I didn’t have a chance to answer because we both heard a crunching in the salt behind us. We turned about and there was Aunt Mattie and her two committee women behind her also now in dark glasses. I waited until the ladies had come up to us, then I waved my arm grandly at the scene beyond the plastic.
“Behold the natives in all their nakedness, Aunt Mattie,” I said. Then, to soften the blow it must have been, “I’m afraid somebody was pulling your leg when they reported it to the D.T.’s.”
Miss Point gasped audibly.
Mrs. Waddle said, “Shocking!”
I couldn’t tell whether it was the sight of the natives, or my remark which indicated I knew they had legs to pull.
For the first time in my life I saw uncertainty in Aunt Mattie’s eyes as she looked, startled, at me, and then at Johnny. Then her chin squared, her back straightened still more, the shelf of her bosom firmed.
“It really won’t be too much of a problem, girls,” she said. “Actually simpler than some we’ve solved. Take a square of cloth, cut a hole in the center for that headlike pouch to come through where its eye is, put in a draw string to cinch it up tight, above those--ah--those protuberances, and let it flow out over those--ah--legs. Simple, and quite attractive, don’t you think?”

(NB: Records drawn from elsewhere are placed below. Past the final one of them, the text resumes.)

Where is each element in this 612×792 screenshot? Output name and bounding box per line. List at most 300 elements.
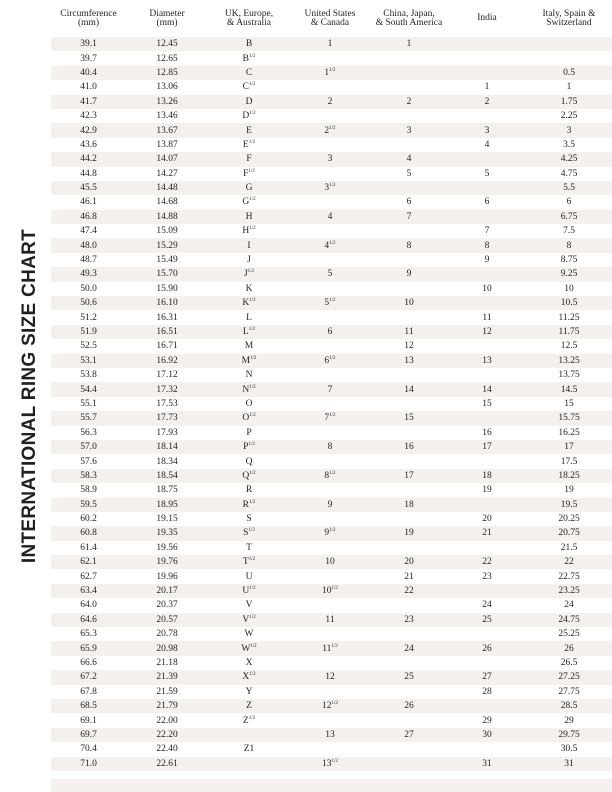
circumference-cell: 65.3 xyxy=(51,627,126,641)
us-size-cell: 7 xyxy=(290,382,370,396)
india-size-cell: 25 xyxy=(448,613,526,627)
us-size-cell xyxy=(290,51,370,65)
india-size-cell: 12 xyxy=(448,325,526,339)
diameter-cell: 17.32 xyxy=(126,382,208,396)
diameter-cell: 20.78 xyxy=(126,627,208,641)
table-row xyxy=(51,210,612,224)
table-row xyxy=(51,641,612,655)
china-size-cell: 14 xyxy=(370,382,448,396)
uk-size-cell: J xyxy=(208,253,290,267)
circumference-cell: 54.4 xyxy=(51,382,126,396)
diameter-cell: 20.98 xyxy=(126,641,208,655)
circumference-cell: 63.4 xyxy=(51,584,126,598)
italy-size-cell: 30.5 xyxy=(526,742,612,756)
us-size-cell: $1^{1/2}$ xyxy=(290,66,370,80)
india-size-cell: 11 xyxy=(448,310,526,324)
half-size-mark: 1/2 xyxy=(329,67,336,73)
uk-size-cell: C xyxy=(208,66,290,80)
circumference-cell: 62.7 xyxy=(51,569,126,583)
us-size-cell: $13^{1/2}$ xyxy=(290,757,370,771)
italy-size-cell: 21.5 xyxy=(526,541,612,555)
diameter-cell: 15.29 xyxy=(126,238,208,252)
us-size-cell: $2^{1/2}$ xyxy=(290,123,370,137)
india-size-cell: 28 xyxy=(448,685,526,699)
uk-size-cell: $S^{1/2}$ xyxy=(208,526,290,540)
uk-size-cell: $H^{1/2}$ xyxy=(208,224,290,238)
half-size-mark: 1/2 xyxy=(329,355,336,361)
uk-size-cell: K xyxy=(208,282,290,296)
uk-size-cell: $T^{1/2}$ xyxy=(208,555,290,569)
table-row xyxy=(51,310,612,324)
circumference-cell: 42.9 xyxy=(51,123,126,137)
diameter-cell: 22.40 xyxy=(126,742,208,756)
table-row xyxy=(51,569,612,583)
diameter-cell: 21.79 xyxy=(126,699,208,713)
italy-size-cell: 11.75 xyxy=(526,325,612,339)
uk-size-cell: $D^{1/2}$ xyxy=(208,109,290,123)
uk-size-cell: Q xyxy=(208,454,290,468)
header-row xyxy=(51,0,612,37)
header-diameter: Diameter (mm) xyxy=(126,0,208,37)
china-size-cell xyxy=(370,138,448,152)
china-size-cell xyxy=(370,426,448,440)
italy-size-cell: 14.5 xyxy=(526,382,612,396)
italy-size-cell: 31 xyxy=(526,757,612,771)
table-row xyxy=(51,699,612,713)
diameter-cell: 14.27 xyxy=(126,167,208,181)
india-size-cell xyxy=(448,411,526,425)
diameter-cell: 17.12 xyxy=(126,368,208,382)
india-size-cell xyxy=(448,541,526,555)
uk-size-cell: S xyxy=(208,512,290,526)
italy-size-cell: 25.25 xyxy=(526,627,612,641)
half-size-mark: 1/2 xyxy=(248,499,256,505)
circumference-cell: 39.7 xyxy=(51,51,126,65)
circumference-cell: 69.1 xyxy=(51,713,126,727)
circumference-cell: 45.5 xyxy=(51,181,126,195)
china-size-cell: 7 xyxy=(370,210,448,224)
italy-size-cell: 3 xyxy=(526,123,612,137)
china-size-cell xyxy=(370,656,448,670)
diameter-cell: 15.49 xyxy=(126,253,208,267)
diameter-cell: 18.95 xyxy=(126,498,208,512)
circumference-cell: 47.4 xyxy=(51,224,126,238)
us-size-cell: 1 xyxy=(290,37,370,51)
table-row xyxy=(51,713,612,727)
half-size-mark: 1/2 xyxy=(248,528,255,534)
circumference-cell: 70.4 xyxy=(51,742,126,756)
us-size-cell xyxy=(290,195,370,209)
table-row xyxy=(51,138,612,152)
uk-size-cell: $F^{1/2}$ xyxy=(208,167,290,181)
circumference-cell: 48.0 xyxy=(51,238,126,252)
us-size-cell: 6 xyxy=(290,325,370,339)
italy-size-cell: 12.5 xyxy=(526,339,612,353)
us-size-cell: 9 xyxy=(290,498,370,512)
italy-size-cell: 18.25 xyxy=(526,469,612,483)
india-size-cell: 17 xyxy=(448,440,526,454)
us-size-cell: 11 xyxy=(290,613,370,627)
us-size-cell: 8 xyxy=(290,440,370,454)
circumference-cell: 51.2 xyxy=(51,310,126,324)
china-size-cell: 6 xyxy=(370,195,448,209)
china-size-cell xyxy=(370,713,448,727)
india-size-cell: 5 xyxy=(448,167,526,181)
table-row xyxy=(51,167,612,181)
table-row xyxy=(51,224,612,238)
circumference-cell: 64.6 xyxy=(51,613,126,627)
italy-size-cell: 10.5 xyxy=(526,296,612,310)
table-row xyxy=(51,152,612,166)
table-row xyxy=(51,51,612,65)
circumference-cell: 39.1 xyxy=(51,37,126,51)
italy-size-cell xyxy=(526,37,612,51)
diameter-cell: 13.67 xyxy=(126,123,208,137)
india-size-cell: 16 xyxy=(448,426,526,440)
uk-size-cell: V xyxy=(208,598,290,612)
china-size-cell xyxy=(370,51,448,65)
us-size-cell xyxy=(290,656,370,670)
half-size-mark: 1/2 xyxy=(248,715,256,721)
india-size-cell: 26 xyxy=(448,641,526,655)
header-circumference: Circumference (mm) xyxy=(51,0,126,37)
uk-size-cell: D xyxy=(208,95,290,109)
us-size-cell xyxy=(290,310,370,324)
table-row xyxy=(51,656,612,670)
diameter-cell: 12.85 xyxy=(126,66,208,80)
diameter-cell: 16.31 xyxy=(126,310,208,324)
india-size-cell xyxy=(448,152,526,166)
circumference-cell: 51.9 xyxy=(51,325,126,339)
china-size-cell xyxy=(370,512,448,526)
us-size-cell xyxy=(290,569,370,583)
circumference-cell: 67.8 xyxy=(51,685,126,699)
china-size-cell xyxy=(370,282,448,296)
diameter-cell: 20.57 xyxy=(126,613,208,627)
india-size-cell: 27 xyxy=(448,670,526,684)
italy-size-cell: 8 xyxy=(526,238,612,252)
italy-size-cell: 22.75 xyxy=(526,569,612,583)
circumference-cell: 46.1 xyxy=(51,195,126,209)
diameter-cell: 16.71 xyxy=(126,339,208,353)
india-size-cell: 18 xyxy=(448,469,526,483)
china-size-cell: 20 xyxy=(370,555,448,569)
diameter-cell: 15.70 xyxy=(126,267,208,281)
india-size-cell xyxy=(448,51,526,65)
china-size-cell: 5 xyxy=(370,167,448,181)
diameter-cell: 16.10 xyxy=(126,296,208,310)
half-size-mark: 1/2 xyxy=(329,298,336,304)
uk-size-cell: $Z^{1/2}$ xyxy=(208,713,290,727)
uk-size-cell: $B^{1/2}$ xyxy=(208,51,290,65)
half-size-mark: 1/2 xyxy=(249,197,256,203)
india-size-cell xyxy=(448,656,526,670)
circumference-cell: 48.7 xyxy=(51,253,126,267)
circumference-cell: 68.5 xyxy=(51,699,126,713)
china-size-cell: 13 xyxy=(370,354,448,368)
table-row xyxy=(51,526,612,540)
circumference-cell: 64.0 xyxy=(51,598,126,612)
uk-size-cell: E xyxy=(208,123,290,137)
china-size-cell: 8 xyxy=(370,238,448,252)
india-size-cell: 13 xyxy=(448,354,526,368)
circumference-cell: 49.3 xyxy=(51,267,126,281)
italy-size-cell: 10 xyxy=(526,282,612,296)
uk-size-cell: H xyxy=(208,210,290,224)
circumference-cell: 46.8 xyxy=(51,210,126,224)
china-size-cell: 9 xyxy=(370,267,448,281)
italy-size-cell: 15.75 xyxy=(526,411,612,425)
uk-size-cell: $Q^{1/2}$ xyxy=(208,469,290,483)
circumference-cell: 71.0 xyxy=(51,757,126,771)
diameter-cell: 12.45 xyxy=(126,37,208,51)
italy-size-cell: 1.75 xyxy=(526,95,612,109)
italy-size-cell: 13.25 xyxy=(526,354,612,368)
diameter-cell: 18.54 xyxy=(126,469,208,483)
italy-size-cell xyxy=(526,51,612,65)
uk-size-cell: $R^{1/2}$ xyxy=(208,498,290,512)
chart-title: INTERNATIONAL RING SIZE CHART xyxy=(19,228,41,564)
italy-size-cell: 6 xyxy=(526,195,612,209)
half-size-mark: 1/2 xyxy=(250,643,257,649)
china-size-cell: 27 xyxy=(370,728,448,742)
uk-size-cell: P xyxy=(208,426,290,440)
uk-size-cell: O xyxy=(208,397,290,411)
header-united-states-canada: United States & Canada xyxy=(290,0,370,37)
half-size-mark: 1/2 xyxy=(249,470,256,476)
china-size-cell xyxy=(370,80,448,94)
table-row xyxy=(51,382,612,396)
half-size-mark: 1/2 xyxy=(249,111,256,117)
table-row xyxy=(51,483,612,497)
italy-size-cell: 16.25 xyxy=(526,426,612,440)
china-size-cell: 21 xyxy=(370,569,448,583)
table-row xyxy=(51,411,612,425)
circumference-cell: 40.4 xyxy=(51,66,126,80)
italy-size-cell: 3.5 xyxy=(526,138,612,152)
india-size-cell: 15 xyxy=(448,397,526,411)
table-row xyxy=(51,670,612,684)
china-size-cell: 19 xyxy=(370,526,448,540)
half-size-mark: 1/2 xyxy=(329,240,336,246)
diameter-cell: 22.00 xyxy=(126,713,208,727)
circumference-cell: 44.2 xyxy=(51,152,126,166)
uk-size-cell: $J^{1/2}$ xyxy=(208,267,290,281)
china-size-cell xyxy=(370,66,448,80)
india-size-cell: 2 xyxy=(448,95,526,109)
half-size-mark: 1/2 xyxy=(329,183,336,189)
us-size-cell xyxy=(290,282,370,296)
circumference-cell: 52.5 xyxy=(51,339,126,353)
us-size-cell xyxy=(290,742,370,756)
table-row xyxy=(51,339,612,353)
china-size-cell: 24 xyxy=(370,641,448,655)
china-size-cell: 3 xyxy=(370,123,448,137)
table-row xyxy=(51,598,612,612)
half-size-mark: 1/2 xyxy=(248,82,256,88)
diameter-cell: 14.07 xyxy=(126,152,208,166)
diameter-cell: 20.17 xyxy=(126,584,208,598)
diameter-cell: 12.65 xyxy=(126,51,208,65)
table-row xyxy=(51,66,612,80)
india-size-cell: 14 xyxy=(448,382,526,396)
china-size-cell: 25 xyxy=(370,670,448,684)
uk-size-cell xyxy=(208,757,290,771)
us-size-cell xyxy=(290,426,370,440)
half-size-mark: 1/2 xyxy=(331,643,338,649)
india-size-cell xyxy=(448,181,526,195)
china-size-cell: 2 xyxy=(370,95,448,109)
diameter-cell: 13.87 xyxy=(126,138,208,152)
diameter-cell: 22.61 xyxy=(126,757,208,771)
circumference-cell: 58.3 xyxy=(51,469,126,483)
china-size-cell xyxy=(370,541,448,555)
circumference-cell: 55.1 xyxy=(51,397,126,411)
china-size-cell xyxy=(370,224,448,238)
circumference-cell: 67.2 xyxy=(51,670,126,684)
table-body xyxy=(51,37,612,771)
us-size-cell xyxy=(290,339,370,353)
circumference-cell: 44.8 xyxy=(51,167,126,181)
china-size-cell: 23 xyxy=(370,613,448,627)
india-size-cell: 21 xyxy=(448,526,526,540)
circumference-cell: 55.7 xyxy=(51,411,126,425)
india-size-cell xyxy=(448,37,526,51)
table-row xyxy=(51,195,612,209)
circumference-cell: 42.3 xyxy=(51,109,126,123)
half-size-mark: 1/2 xyxy=(329,470,336,476)
italy-size-cell: 17.5 xyxy=(526,454,612,468)
us-size-cell: $10^{1/2}$ xyxy=(290,584,370,598)
india-size-cell xyxy=(448,66,526,80)
uk-size-cell: R xyxy=(208,483,290,497)
china-size-cell: 18 xyxy=(370,498,448,512)
italy-size-cell: 20.25 xyxy=(526,512,612,526)
us-size-cell xyxy=(290,685,370,699)
uk-size-cell: N xyxy=(208,368,290,382)
italy-size-cell: 24 xyxy=(526,598,612,612)
half-size-mark: 1/2 xyxy=(249,226,256,232)
us-size-cell xyxy=(290,512,370,526)
italy-size-cell: 20.75 xyxy=(526,526,612,540)
us-size-cell xyxy=(290,627,370,641)
diameter-cell: 19.15 xyxy=(126,512,208,526)
table-row xyxy=(51,123,612,137)
circumference-cell: 57.6 xyxy=(51,454,126,468)
italy-size-cell: 26.5 xyxy=(526,656,612,670)
diameter-cell: 17.73 xyxy=(126,411,208,425)
table-row xyxy=(51,109,612,123)
half-size-mark: 1/2 xyxy=(248,139,256,145)
circumference-cell: 60.8 xyxy=(51,526,126,540)
us-size-cell: $4^{1/2}$ xyxy=(290,238,370,252)
table-row xyxy=(51,627,612,641)
india-size-cell: 10 xyxy=(448,282,526,296)
us-size-cell xyxy=(290,368,370,382)
diameter-cell: 14.88 xyxy=(126,210,208,224)
india-size-cell xyxy=(448,627,526,641)
uk-size-cell: F xyxy=(208,152,290,166)
china-size-cell xyxy=(370,310,448,324)
us-size-cell xyxy=(290,80,370,94)
us-size-cell: $9^{1/2}$ xyxy=(290,526,370,540)
diameter-cell: 14.68 xyxy=(126,195,208,209)
circumference-cell: 53.8 xyxy=(51,368,126,382)
half-size-mark: 1/2 xyxy=(249,298,256,304)
us-size-cell: $7^{1/2}$ xyxy=(290,411,370,425)
table-row xyxy=(51,80,612,94)
table-row xyxy=(51,613,612,627)
italy-size-cell: 8.75 xyxy=(526,253,612,267)
us-size-cell: $5^{1/2}$ xyxy=(290,296,370,310)
us-size-cell xyxy=(290,167,370,181)
table-row xyxy=(51,728,612,742)
us-size-cell xyxy=(290,454,370,468)
uk-size-cell: B xyxy=(208,37,290,51)
india-size-cell: 22 xyxy=(448,555,526,569)
india-size-cell: 30 xyxy=(448,728,526,742)
ring-size-table-sheet xyxy=(51,0,612,792)
circumference-cell: 53.1 xyxy=(51,354,126,368)
uk-size-cell: U xyxy=(208,569,290,583)
uk-size-cell: $G^{1/2}$ xyxy=(208,195,290,209)
uk-size-cell: Z1 xyxy=(208,742,290,756)
half-size-mark: 1/2 xyxy=(249,586,256,592)
india-size-cell: 23 xyxy=(448,569,526,583)
italy-size-cell: 11.25 xyxy=(526,310,612,324)
diameter-cell: 19.96 xyxy=(126,569,208,583)
uk-size-cell: W xyxy=(208,627,290,641)
header-uk-europe-australia: UK, Europe, & Australia xyxy=(208,0,290,37)
circumference-cell: 56.3 xyxy=(51,426,126,440)
us-size-cell xyxy=(290,598,370,612)
india-size-cell xyxy=(448,498,526,512)
diameter-cell: 19.35 xyxy=(126,526,208,540)
half-size-mark: 1/2 xyxy=(331,701,338,707)
diameter-cell: 18.14 xyxy=(126,440,208,454)
india-size-cell: 31 xyxy=(448,757,526,771)
table-row xyxy=(51,742,612,756)
us-size-cell: 4 xyxy=(290,210,370,224)
diameter-cell: 15.09 xyxy=(126,224,208,238)
half-size-mark: 1/2 xyxy=(331,758,338,764)
table-row xyxy=(51,282,612,296)
india-size-cell xyxy=(448,584,526,598)
china-size-cell: 17 xyxy=(370,469,448,483)
table-row xyxy=(51,426,612,440)
circumference-cell: 65.9 xyxy=(51,641,126,655)
italy-size-cell: 24.75 xyxy=(526,613,612,627)
india-size-cell: 6 xyxy=(448,195,526,209)
header-china-japan-south-america: China, Japan, & South America xyxy=(370,0,448,37)
table-row xyxy=(51,296,612,310)
uk-size-cell: G xyxy=(208,181,290,195)
italy-size-cell: 29.75 xyxy=(526,728,612,742)
uk-size-cell: $X^{1/2}$ xyxy=(208,670,290,684)
us-size-cell: 10 xyxy=(290,555,370,569)
circumference-cell: 69.7 xyxy=(51,728,126,742)
diameter-cell: 14.48 xyxy=(126,181,208,195)
china-size-cell: 11 xyxy=(370,325,448,339)
us-size-cell xyxy=(290,109,370,123)
half-size-mark: 1/2 xyxy=(329,528,336,534)
uk-size-cell: T xyxy=(208,541,290,555)
india-size-cell: 3 xyxy=(448,123,526,137)
circumference-cell: 57.0 xyxy=(51,440,126,454)
italy-size-cell: 2.25 xyxy=(526,109,612,123)
uk-size-cell: $L^{1/2}$ xyxy=(208,325,290,339)
diameter-cell: 13.06 xyxy=(126,80,208,94)
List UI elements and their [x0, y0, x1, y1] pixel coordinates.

The girls nodded happily, and Johnny just stood there gasping for breath.
It was simpler than any of us had thought.
Johnny looked at me desperately when Aunt Mattie told him to have one of the natives come in so she could fit a pattern on it, to see if any gussets would be needed for fullness--whatever gussets might be.
“One of them came inside before,” I said in answer to Johnny’s pleading look. “Ask him again. If he refuses, Mohammed will go to the mountain. I’m sure you have extra space suits. I’m sure the ladies won’t mind going out to the natives if the natives won’t come to them.”
“I don’t know,” Johnny said miserably. “He may have had sufficient curiosity to come inside once, but not sufficient to bring him in again. You see, ladies,” he turned to them desperately. “They don’t seem to care about us, one way or the other.”